Rethinking immune checkpoint blockade: 'Beyond the T cell'

Abstract

The clinical success of immune checkpoint inhibitors has highlighted the central role of the immune system in cancer control. Immune checkpoint inhibitors can reinvigorate anti-cancer immunity and are now the standard of care in a number of malignancies. However, research on immune checkpoint blockade has largely been framed with the central dogma that checkpoint therapies intrinsically target the T cell, triggering the tumoricidal potential of the adaptive immune system. Although T cells undoubtedly remain a critical piece of the story, mounting evidence, reviewed herein, indicates that much of the efficacy of checkpoint therapies may be attributable to the innate immune system. Emerging research suggests that T cell-directed checkpoint antibodies such as anti-programmed cell death protein-1 (PD-1) or programmed death-ligand-1 (PD-L1) can impact innate immunity by both direct and indirect pathways, which may ultimately shape clinical efficacy. However, the mechanisms and impacts of these activities have yet to be fully elucidated, and checkpoint therapies have potentially beneficial and detrimental effects on innate antitumor immunity. Further research into the role of innate subsets during checkpoint blockade may be critical for developing combination therapies to help overcome checkpoint resistance. The potential of checkpoint therapies to amplify innate antitumor immunity represents a promising new field that can be translated into innovative immunotherapies for patients fighting refractory malignancies.
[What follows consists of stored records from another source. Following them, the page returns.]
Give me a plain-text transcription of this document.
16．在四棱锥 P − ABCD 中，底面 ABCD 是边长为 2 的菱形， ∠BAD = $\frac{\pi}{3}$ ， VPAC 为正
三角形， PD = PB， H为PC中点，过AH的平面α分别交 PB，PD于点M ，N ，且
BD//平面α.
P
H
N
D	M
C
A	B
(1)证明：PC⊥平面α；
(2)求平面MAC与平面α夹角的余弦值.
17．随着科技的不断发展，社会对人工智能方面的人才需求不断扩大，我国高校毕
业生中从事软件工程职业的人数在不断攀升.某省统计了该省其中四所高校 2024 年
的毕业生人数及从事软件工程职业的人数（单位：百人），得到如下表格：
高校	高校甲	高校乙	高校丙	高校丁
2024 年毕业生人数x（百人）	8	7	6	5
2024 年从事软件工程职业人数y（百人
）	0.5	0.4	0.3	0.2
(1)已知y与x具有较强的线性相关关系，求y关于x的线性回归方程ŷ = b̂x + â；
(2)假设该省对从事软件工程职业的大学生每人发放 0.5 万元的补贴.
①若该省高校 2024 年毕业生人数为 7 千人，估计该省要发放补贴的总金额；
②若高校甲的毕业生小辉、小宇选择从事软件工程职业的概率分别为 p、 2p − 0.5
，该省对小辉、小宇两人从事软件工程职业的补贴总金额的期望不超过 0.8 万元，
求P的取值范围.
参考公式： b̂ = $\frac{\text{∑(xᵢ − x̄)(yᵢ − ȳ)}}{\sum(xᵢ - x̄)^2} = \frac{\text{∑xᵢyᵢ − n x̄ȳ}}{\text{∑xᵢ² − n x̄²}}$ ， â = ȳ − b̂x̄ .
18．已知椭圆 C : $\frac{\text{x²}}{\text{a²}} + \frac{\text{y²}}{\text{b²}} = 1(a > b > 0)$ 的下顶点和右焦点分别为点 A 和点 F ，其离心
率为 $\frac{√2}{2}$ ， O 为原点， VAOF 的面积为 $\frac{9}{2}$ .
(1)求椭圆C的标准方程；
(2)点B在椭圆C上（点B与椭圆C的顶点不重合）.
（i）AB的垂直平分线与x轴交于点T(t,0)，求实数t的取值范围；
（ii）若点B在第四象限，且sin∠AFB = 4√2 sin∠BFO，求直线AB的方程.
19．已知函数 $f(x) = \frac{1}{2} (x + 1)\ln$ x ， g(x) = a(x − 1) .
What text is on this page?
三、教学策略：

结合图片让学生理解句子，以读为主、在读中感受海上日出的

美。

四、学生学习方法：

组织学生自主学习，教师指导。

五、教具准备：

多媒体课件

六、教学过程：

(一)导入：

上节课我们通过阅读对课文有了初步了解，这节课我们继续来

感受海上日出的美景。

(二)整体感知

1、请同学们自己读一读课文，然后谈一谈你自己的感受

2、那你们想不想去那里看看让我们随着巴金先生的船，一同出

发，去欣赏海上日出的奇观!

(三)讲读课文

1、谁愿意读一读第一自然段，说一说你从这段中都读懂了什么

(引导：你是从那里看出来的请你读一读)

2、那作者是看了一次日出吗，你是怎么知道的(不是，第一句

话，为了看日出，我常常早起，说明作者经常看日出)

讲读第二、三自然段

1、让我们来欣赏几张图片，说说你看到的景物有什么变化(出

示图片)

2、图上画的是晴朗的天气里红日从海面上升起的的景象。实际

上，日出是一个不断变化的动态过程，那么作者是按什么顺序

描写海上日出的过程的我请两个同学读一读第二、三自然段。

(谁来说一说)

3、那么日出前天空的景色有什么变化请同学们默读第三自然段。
Keywords: CTLA-4 Antigen; immunity; immunotherapy; innate; programmed cell death 1 receptor; tumor microenvironment.

Figure 1

Direct and indirect regulation of innate immune subsets by PD-1 blockade. The regulation of innate immune cells by PD-1 blockade is divided into direct (left) and indirect (right) pathways. In the direct pathway, PD-1 blockade reshapes the phenotypes and functions of innate immune subsets, such as TAMs, DCs, MDSCs, NK cells, and ILC2s, expressing PD-1 (left). In the indirect pathway, T cells activated by anti-PD-1 secrete IFN-y, which in turn phenotypically polarizes myeloid cells within the TME (right). Bold arrows indicate interactions. DCs, dendritic cells; IFN-y, interferon gamma; ILCs, innate lymphoid cells; MDSCs, myeloid-derived suppressor cells: NK, natural killer cells; PD-1, programmed cell death protein 1; TAMs, tumor-associated macrophages; TEM, tumor microenvironment.

Figure 2

Direct and indirect signaling pathways downstream of PD-1 blockade in myeloid cells. PD-1 blockade results in direct (left) and indirect (right) signaling outcomes. Direct PD-1 blockade in PD-1 expressing myeloid cells activates NF-κB and pSTAT1 signaling pathways and reprograms glycometabolism (left). In the indirect pathway, anti-PD-1 activated T cells secrete IFN-y which triggers NF-κB and pSTAT1 signaling pathways in myeloid cells (right). Arrows indicate downstream outcomes of PD-1 blockade. IFN-γ, interferon gamma; PD-1, programmed cell death protein 1.